Who exactly are we punishing in denying relief to industry? They have made sufficient contrition for a slew of inadequate vehicles such as the Pacer, the Gremlin, the Pinto, the Chevette, the K-Kar, and the Aztec. They have shuttered factories, eliminated models and divisions, and played hardball with labor and suppliers. They’ve slaughtered trucks and cash cows alike. They are aware of what the future will require, and will make the changes they know will have to be made. GM has entertained purchasing Chrysler, and euthanizing their entire lineup with exception of the minivans and pickup trucks. The entirety of the industry has divested non-core business these past few years. They know the future may not include Lincoln, Mercury, Hummer, Buick, Pontiac, Saturn, or Saab. Ford has sold off Volvo and Jaguar – this map is already inadequate, and will be more so in the future. Dealer networks are expected to shrink, mostly through attrition. Tough decisions have an will continue to be made, with pain being felt across the board.
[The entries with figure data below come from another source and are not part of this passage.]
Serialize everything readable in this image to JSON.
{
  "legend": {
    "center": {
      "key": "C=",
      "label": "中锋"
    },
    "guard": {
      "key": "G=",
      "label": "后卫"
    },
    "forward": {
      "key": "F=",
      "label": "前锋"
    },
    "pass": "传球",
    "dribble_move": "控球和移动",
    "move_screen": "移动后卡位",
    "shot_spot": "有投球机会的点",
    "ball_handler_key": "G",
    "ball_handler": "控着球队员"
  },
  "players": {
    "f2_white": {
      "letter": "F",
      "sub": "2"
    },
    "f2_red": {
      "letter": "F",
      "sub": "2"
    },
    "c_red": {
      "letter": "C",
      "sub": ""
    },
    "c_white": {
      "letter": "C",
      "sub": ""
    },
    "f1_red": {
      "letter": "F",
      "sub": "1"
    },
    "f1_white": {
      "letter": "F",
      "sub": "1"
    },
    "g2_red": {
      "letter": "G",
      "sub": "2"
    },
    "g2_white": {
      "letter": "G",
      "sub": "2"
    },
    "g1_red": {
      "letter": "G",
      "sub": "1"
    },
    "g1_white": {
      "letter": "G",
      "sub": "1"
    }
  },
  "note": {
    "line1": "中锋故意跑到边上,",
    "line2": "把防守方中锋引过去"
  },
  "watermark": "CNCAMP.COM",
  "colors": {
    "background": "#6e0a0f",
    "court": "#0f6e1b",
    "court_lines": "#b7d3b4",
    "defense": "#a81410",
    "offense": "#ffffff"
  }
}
If we bail out the airlines because travel is essential for commerce, and the finance industry because credit is essential for commerce, should we not bailout the automobile industry simply becuase one of the constituencies are unionized labor, which in turn benefits the Democrats? Are we willing to torpedo the economy as well as an American institution, simply for ideological and partisan purposes? Surely we’ve all seen Roger & Me. Do we all want to be Flint, MI, when GM files for bankruptcy, and GM’s domestic production is outsourced to China?